CISA adiciona falha jQuery XSS de cinco anos à lista de vulnerabilidades explorada

A Agência de Segurança Cibernética e de Infraestrutura dos EUA (CISA) colocou, no último dia 23/01, uma falha de segurança já corrigida, que afeta a popular biblioteca jQuery JavaScript em seu catálogo de Vulnerabilidades Exploradas Conhecidas (KEV), com base em evidências de exploração ativa.

A vulnerabilidade de gravidade média é CVE-2020-11023 (pontuação CVSS: 6.1/6.9), um bug de script entre sites (XSS) de quase cinco anos que pode ser explorado para obter a execução de código arbitrário. Ele consite em passar HTML contendo elementos <option> de fontes não confiáveis ​​– mesmo depois de higienizá-los – para um dos métodos de manipulação DOM do jQuery (ou seja, .html(), .append() e outros) podendo executar código não confiável, de acordo com um aviso do GitHub divulgado para a falha.

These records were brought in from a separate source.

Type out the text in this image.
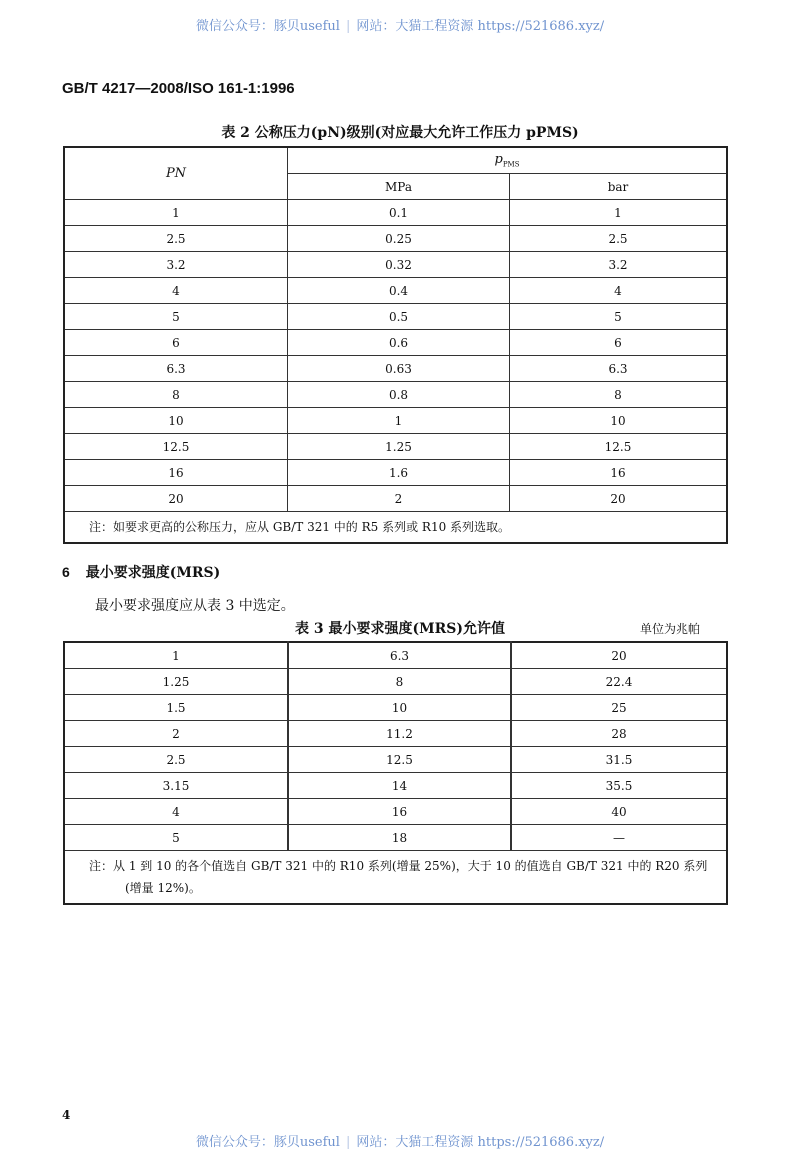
微信公众号：豚贝useful | 网站：大猫工程资源 https://521686.xyz/
GB/T 4217—2008/ISO 161-1:1996
表 2 公称压力(pN)级别(对应最大允许工作压力 pPMS)
PN	$p_{PMS}$
	MPa	bar
1	0.1	1
2.5	0.25	2.5
3.2	0.32	3.2
4	0.4	4
5	0.5	5
6	0.6	6
6.3	0.63	6.3
8	0.8	8
10	1	10
12.5	1.25	12.5
16	1.6	16
20	2	20
注：如要求更高的公称压力，应从 GB/T 321 中的 R5 系列或 R10 系列选取。		
6 最小要求强度(MRS)
最小要求强度应从表 3 中选定。
表 3 最小要求强度(MRS)允许值	单位为兆帕
1	6.3	20
1.25	8	22.4
1.5	10	25
2	11.2	28
2.5	12.5	31.5
3.15	14	35.5
4	16	40
5	18	—
注：从 1 到 10 的各个值选自 GB/T 321 中的 R10 系列(增量 25%)，大于 10 的值选自 GB/T 321 中的 R20 系列
(增量 12%)。		
4
微信公众号：豚贝useful | 网站：大猫工程资源 https://521686.xyz/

O problema foi corrigido na versão 3.5.0 do jQuery lançada em abril de 2020. Uma solução alternativa para o CVE-2020-11023 envolve usar o DOMPurify com o sinalizador SAFE_FOR_JQUERY definido para higienizar a string HTML antes de passá-la para um método jQuery. O comunicado da CISA é bem enxuto em detalhes sobre a natureza específica da exploração e a identidade dos agentes de ameaças que usam a falha como arma. Também não há relatórios públicos recentes relacionados a ataques que alavancam a falha em questão.

Porém, há relatos de que a vulnerabilidade foi explorada por agentes de ameaças como APT1 (também conhecido como Brown Fox e Comment Panda) e APT27 (também conhecido como Brown Worm e Emissary Panda), de acordo com relatórios da Health-ISAC e Tenable.

A empresa de segurança holandesa EclecticIQ também revelou em fevereiro de 2024 que os endereços de comando e controle (C2) associados a uma campanha maliciosa explorando falhas de segurança em dispositivos Ivanti executaram uma versão do JQuery que era suscetível a pelo menos uma das três falhas (CVE-2020-11023, CVE-2020-11022 e CVE-2019-11358).

De acordo com a Binding Operational Directive (BOD) 22-01, as agências do Poder Executivo Civil Federal (FCEB) são recomendadas a remediar a falha identificada até 13 de fevereiro de 2025, para proteger suas redes contra ameaças ativas.